Robert Smith of The Cure performs live at the OVO Arena Wembley in London on Dec. 11, 2022. (Zoran Veselinovic/Avalon/Zuma Press/TNS)

By Diego Vargas, Managing Editor

Last week, Robert Smith, frontman and founder  of English rock band The Cure, spoke out against Ticketmaster on his personal Twitter account, criticizing the high fees added to tickets.

“I am as sickened as you all are by today’s ticketmaster ‘fees’ debacle. To be very clear: the artist has no way to limit them. I have been asking how they are justified. If I get anything coherent by way of an answer I will let you all know. X,” Smith wrote on March 15.

The day after, Smith announced that fans who purchased tickets would get refunds of $5 to $10, but only if fans were registered to Ticketmaster’s “verified fan” system that allows people to gain early access to ticket sales. He also said that fans who bought general tickets on Friday would “incur lower fees.”

“Ticketmaster have agreed with us that many of the fees being charged are unduly high,” he said in a separate post on Twitter.

Ticketmaster has faced harsh backlash from ticket buyers and even Congress for its high fees and monopolistic business practices.

As the dominant market force in the U.S., Ticketmaster controls over 70% of the market for live events and tickets, as reported by Yale economist Florian Ederer. Because of this, Ticketmaster can add ludicrous fees to ticket prices without the fear of facing competition. 

Last year, Ticketmaster’s handling of Taylor Swift tickets also drew the ire of fans, leading to the Justice Department to open an antitrust investigation against Live Nation, the owner of Ticketmaster.

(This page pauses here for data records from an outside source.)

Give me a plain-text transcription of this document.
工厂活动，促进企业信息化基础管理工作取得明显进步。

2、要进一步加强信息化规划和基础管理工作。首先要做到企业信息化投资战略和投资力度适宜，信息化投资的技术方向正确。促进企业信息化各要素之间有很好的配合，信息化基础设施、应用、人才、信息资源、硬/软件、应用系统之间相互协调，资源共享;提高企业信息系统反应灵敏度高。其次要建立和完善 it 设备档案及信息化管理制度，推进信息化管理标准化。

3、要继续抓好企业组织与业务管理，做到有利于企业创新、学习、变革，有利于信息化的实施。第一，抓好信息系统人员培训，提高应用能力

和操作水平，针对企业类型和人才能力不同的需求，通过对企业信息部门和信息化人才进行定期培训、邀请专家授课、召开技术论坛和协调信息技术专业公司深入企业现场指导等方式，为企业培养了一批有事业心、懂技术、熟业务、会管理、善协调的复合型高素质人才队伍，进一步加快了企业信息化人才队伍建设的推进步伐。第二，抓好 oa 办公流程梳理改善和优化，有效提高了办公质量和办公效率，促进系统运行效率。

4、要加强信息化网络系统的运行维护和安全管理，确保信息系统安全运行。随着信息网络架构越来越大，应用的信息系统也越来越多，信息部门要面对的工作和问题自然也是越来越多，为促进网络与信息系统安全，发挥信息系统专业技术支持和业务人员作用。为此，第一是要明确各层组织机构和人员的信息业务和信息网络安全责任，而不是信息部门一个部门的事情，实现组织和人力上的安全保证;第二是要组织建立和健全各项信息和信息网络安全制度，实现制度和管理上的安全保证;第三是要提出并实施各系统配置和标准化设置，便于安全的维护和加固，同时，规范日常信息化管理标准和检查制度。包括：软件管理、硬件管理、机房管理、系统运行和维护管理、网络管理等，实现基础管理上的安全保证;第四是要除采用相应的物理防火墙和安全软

If these recent blunders from Ticketmaster will lead to more antitrust laws, then I’m all for it. 

In The Cure’s case, they purposefully kept ticket prices low in order to make their concerts more accessible, but Ticketmaster’s fee system i led to egregious prices. One fan posted on Twitter a picture of the fees added to their tickets, showing that though the four tickets they purchased were $20 each for a total of $80, a service fee and a facility charge was added to each ticket, plus a one-time order processing fee, for a total of $172.10.

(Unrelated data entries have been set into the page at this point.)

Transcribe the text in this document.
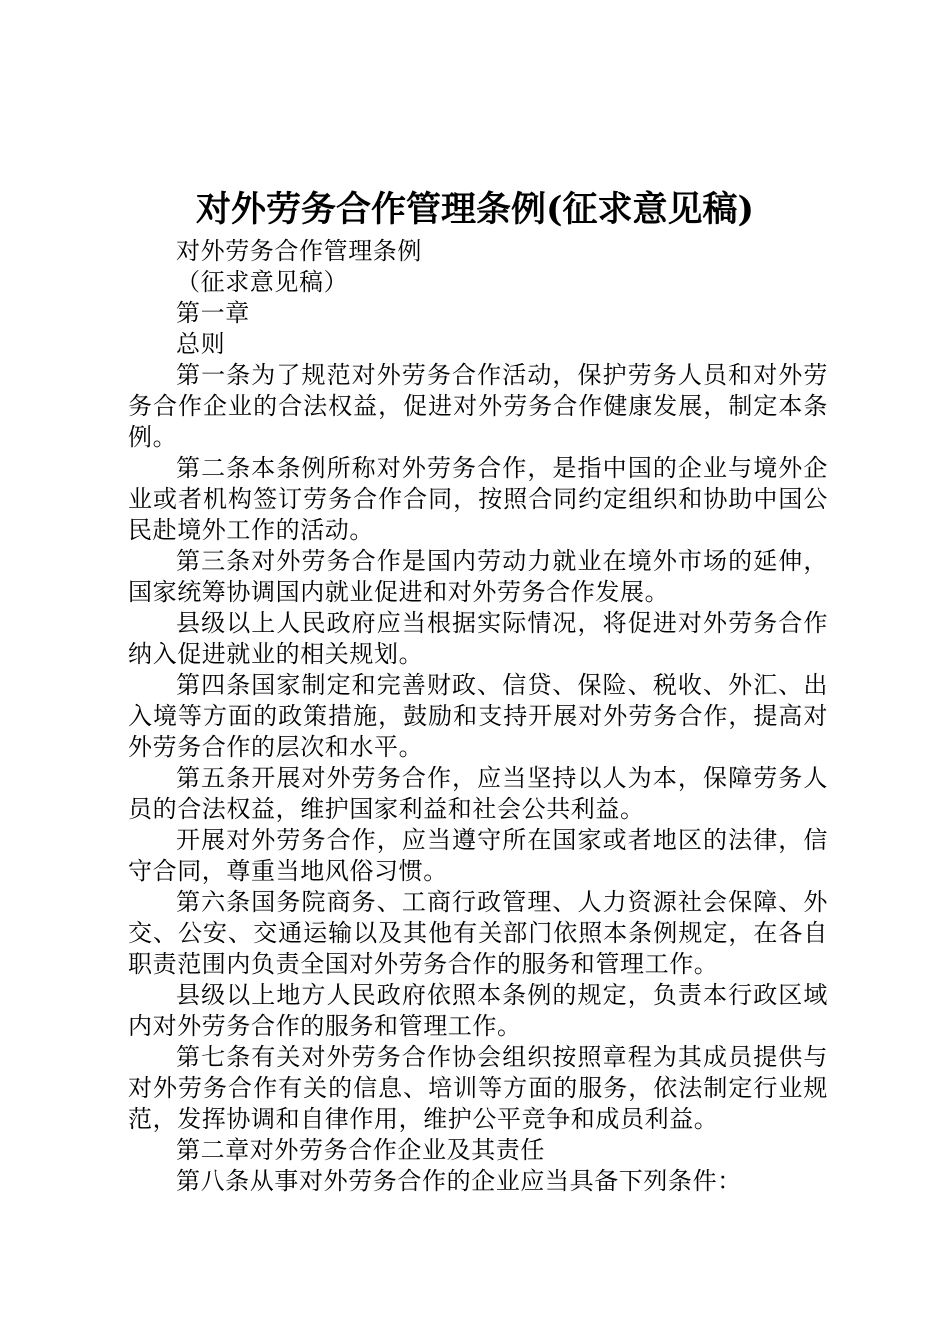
对外劳务合作管理条例(征求意见稿)

对外劳务合作管理条例

（征求意见稿）

第一章

总则

第一条为了规范对外劳务合作活动，保护劳务人员和对外劳务合作企业的合法权益，促进对外劳务合作健康发展，制定本条例。

第二条本条例所称对外劳务合作，是指中国的企业与境外企业或者机构签订劳务合作合同，按照合同约定组织和协助中国公民赴境外工作的活动。

第三条对外劳务合作是国内劳动力就业在境外市场的延伸，国家统筹协调国内就业促进和对外劳务合作发展。

县级以上人民政府应当根据实际情况，将促进对外劳务合作纳入促进就业的相关规划。

第四条国家制定和完善财政、信贷、保险、税收、外汇、出入境等方面的政策措施，鼓励和支持开展对外劳务合作，提高对外劳务合作的层次和水平。

第五条开展对外劳务合作，应当坚持以人为本，保障劳务人员的合法权益，维护国家利益和社会公共利益。

开展对外劳务合作，应当遵守所在国家或者地区的法律，信守合同，尊重当地风俗习惯。

第六条国务院商务、工商行政管理、人力资源社会保障、外交、公安、交通运输以及其他有关部门依照本条例规定，在各自职责范围内负责全国对外劳务合作的服务和管理工作。

县级以上地方人民政府依照本条例的规定，负责本行政区域内对外劳务合作的服务和管理工作。

第七条有关对外劳务合作协会组织按照章程为其成员提供与对外劳务合作有关的信息、培训等方面的服务，依法制定行业规范，发挥协调和自律作用，维护公平竞争和成员利益。

第二章对外劳务合作企业及其责任

第八条从事对外劳务合作的企业应当具备下列条件：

During Taylor Swift’s “Eras” Tour, Ticketmaster’s system crashed and failed to meet the demands of fans. In both cases, Ticketmaster’s stranglehold over the ticket market is ultimately what kept it safe from worrying about the competition coming in to clean up their mess. Simply put, the competition can’t keep up with Ticketmaster.

Antitrust laws would not only allow competitors to get a more reasonable share of the market, but more importantly, it could lead to lower ticket prices. 

As I mentioned before, the reason Ticketmaster is able to brazenly get away with its fees is because of its market share control.

The introduction of antitrust laws could also lead to the end of other harmful business practices from corporations, such as lotteries and drawings. Ticketmaster and other companies like Nike have lotteries that customers can enter to have a chance to buy their products. The problem is these companies create artificial scarcity by holding off on products, either by purposefully manufacturing low amounts of products or by releasing them in slow increments. This, in turn, drives the prices up, as there is an illusion of low supply for high demand.

Regardless of what business tactics Ticketmaster uses, they are in a position to benefit from ticket sales and comfortably safe from the competition with their monopoly. If we want to see lower prices for event tickets, the DOJ’s antitrust investigation on Ticketmaster could potentially be the stepping stone for cheaper prices.